Verstappen, who leads the championship after six races, admitted the failure might have been related to the tire pressure his Red Bull car was running with but said it was still within the accepted limit recommended by Pirelli.
“The only thing I can say is from our side, the team did everything like they should have done. They followed all the guidelines with tire pressures and stuff, it was nothing to be found there,” said the Dutchman. “For sure we’ll go up on pressures here for this weekend, I’m 100% sure we will. It probably had something to do with that, what happened in Baku but it would also be nice to know if it was tire pressure related.
“They (Pirelli) explained they don’t have measurement tools during the race, we gave them our tire pressures and they were within the limits they set.
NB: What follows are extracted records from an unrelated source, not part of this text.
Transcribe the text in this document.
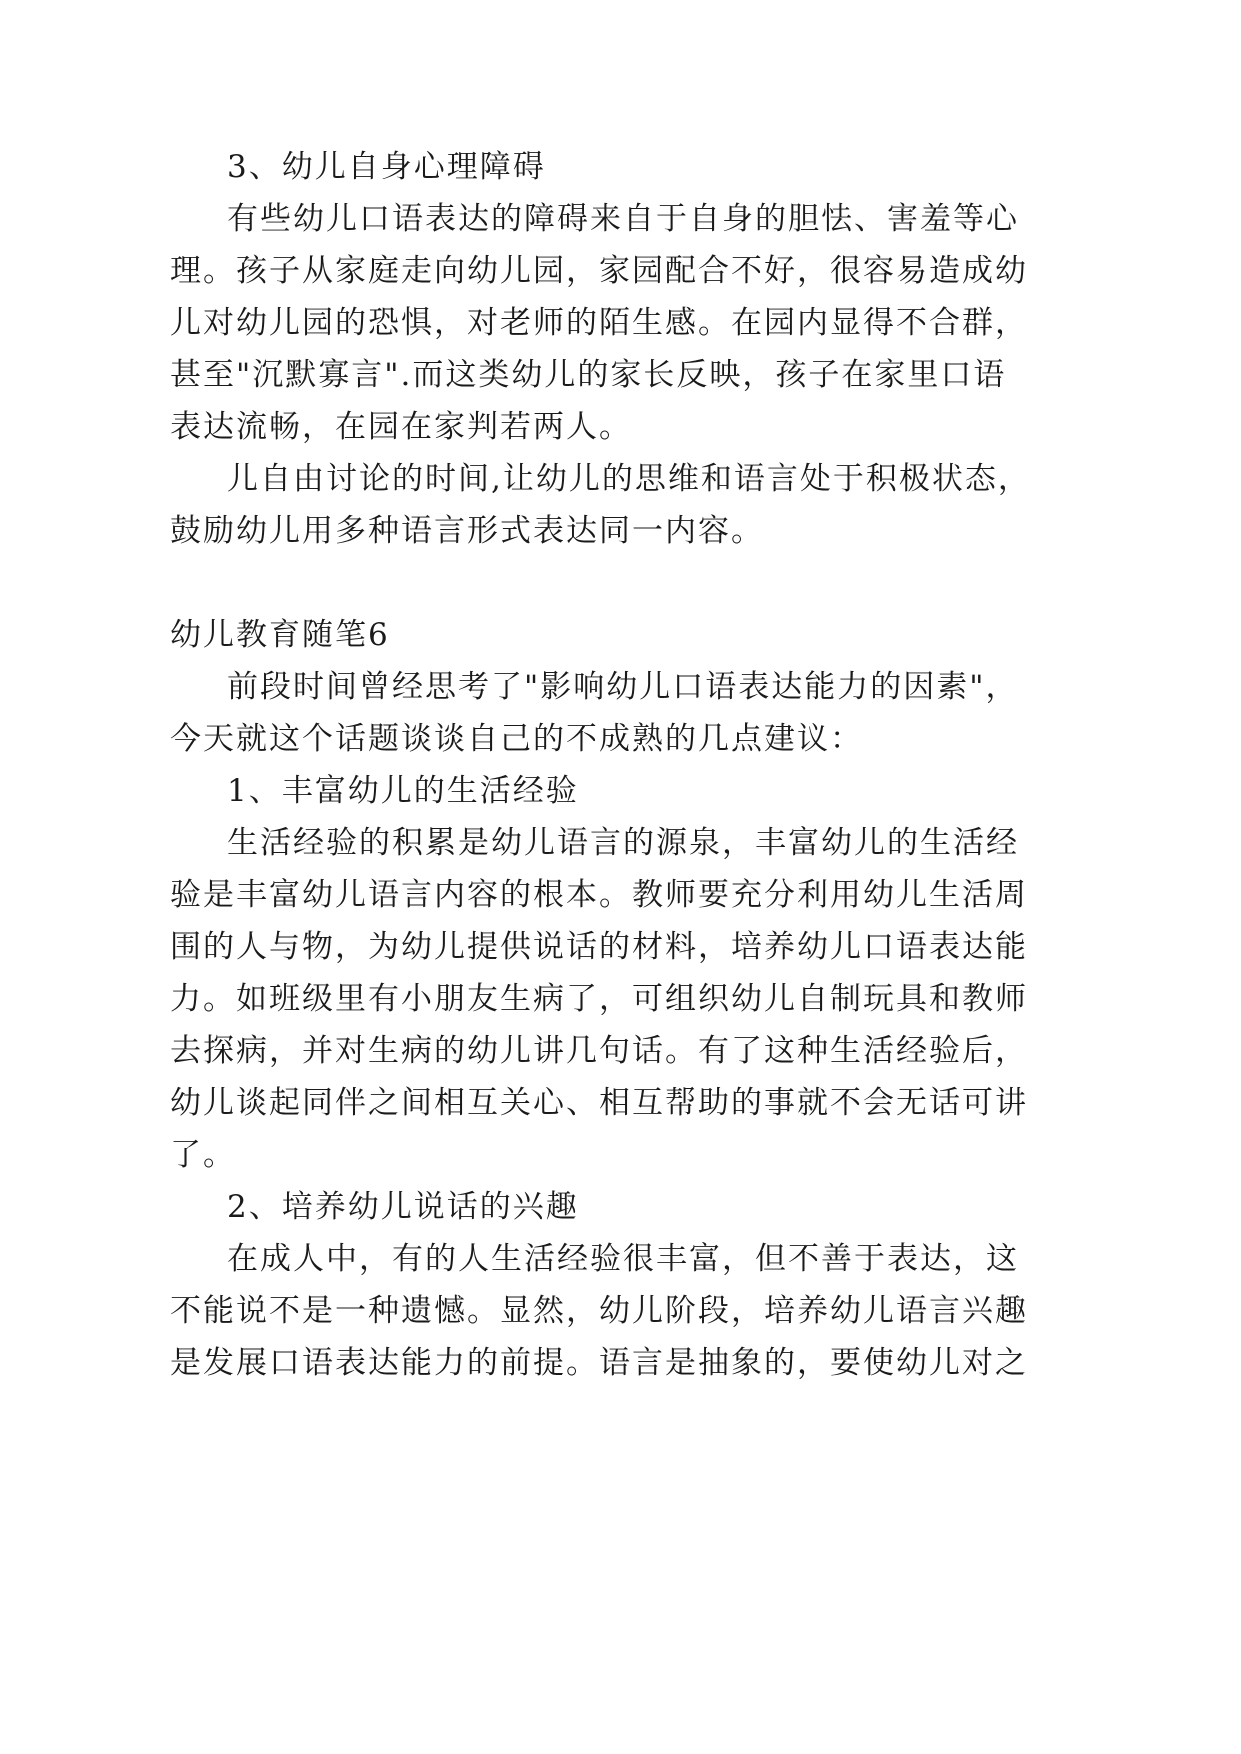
3、幼儿自身心理障碍
有些幼儿口语表达的障碍来自于自身的胆怯、害羞等心
理。孩子从家庭走向幼儿园，家园配合不好，很容易造成幼
儿对幼儿园的恐惧，对老师的陌生感。在园内显得不合群，
甚至"沉默寡言".而这类幼儿的家长反映，孩子在家里口语
表达流畅，在园在家判若两人。
儿自由讨论的时间,让幼儿的思维和语言处于积极状态，
鼓励幼儿用多种语言形式表达同一内容。
幼儿教育随笔6
前段时间曾经思考了"影响幼儿口语表达能力的因素"，
今天就这个话题谈谈自己的不成熟的几点建议：
1、丰富幼儿的生活经验
生活经验的积累是幼儿语言的源泉，丰富幼儿的生活经
验是丰富幼儿语言内容的根本。教师要充分利用幼儿生活周
围的人与物，为幼儿提供说话的材料，培养幼儿口语表达能
力。如班级里有小朋友生病了，可组织幼儿自制玩具和教师
去探病，并对生病的幼儿讲几句话。有了这种生活经验后，
幼儿谈起同伴之间相互关心、相互帮助的事就不会无话可讲
了。
2、培养幼儿说话的兴趣
在成人中，有的人生活经验很丰富，但不善于表达，这
不能说不是一种遗憾。显然，幼儿阶段，培养幼儿语言兴趣
是发展口语表达能力的前提。语言是抽象的，要使幼儿对之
If those limits are not correct, there’s nothing we can do about it, we just follow what is possible within the rules. If that means we have to go up on pressures, we will, everyone will go up on pressures.”
Mario Isola, Pirelli’s head of F1 and car racing, then stepped into the conversation. He toned it down from the supplier’s first statement and said Red Bull and Aston Martin weren’t doing anything but “looking for performance”.
“What happened in Baku is simply that the running conditions expected were different compared to the actual running conditions, and that created the failures. The failures were a circumferential cut on the inside shoulder,” Isola said.
“In this case, we didn’t achieve the conditions not because teams were doing something against the regulations, but because they were looking, as usual, for performance, and that created a different scenario compared to what we were expecting. We didn’t say that the teams did something that is not permitted in the regulations.”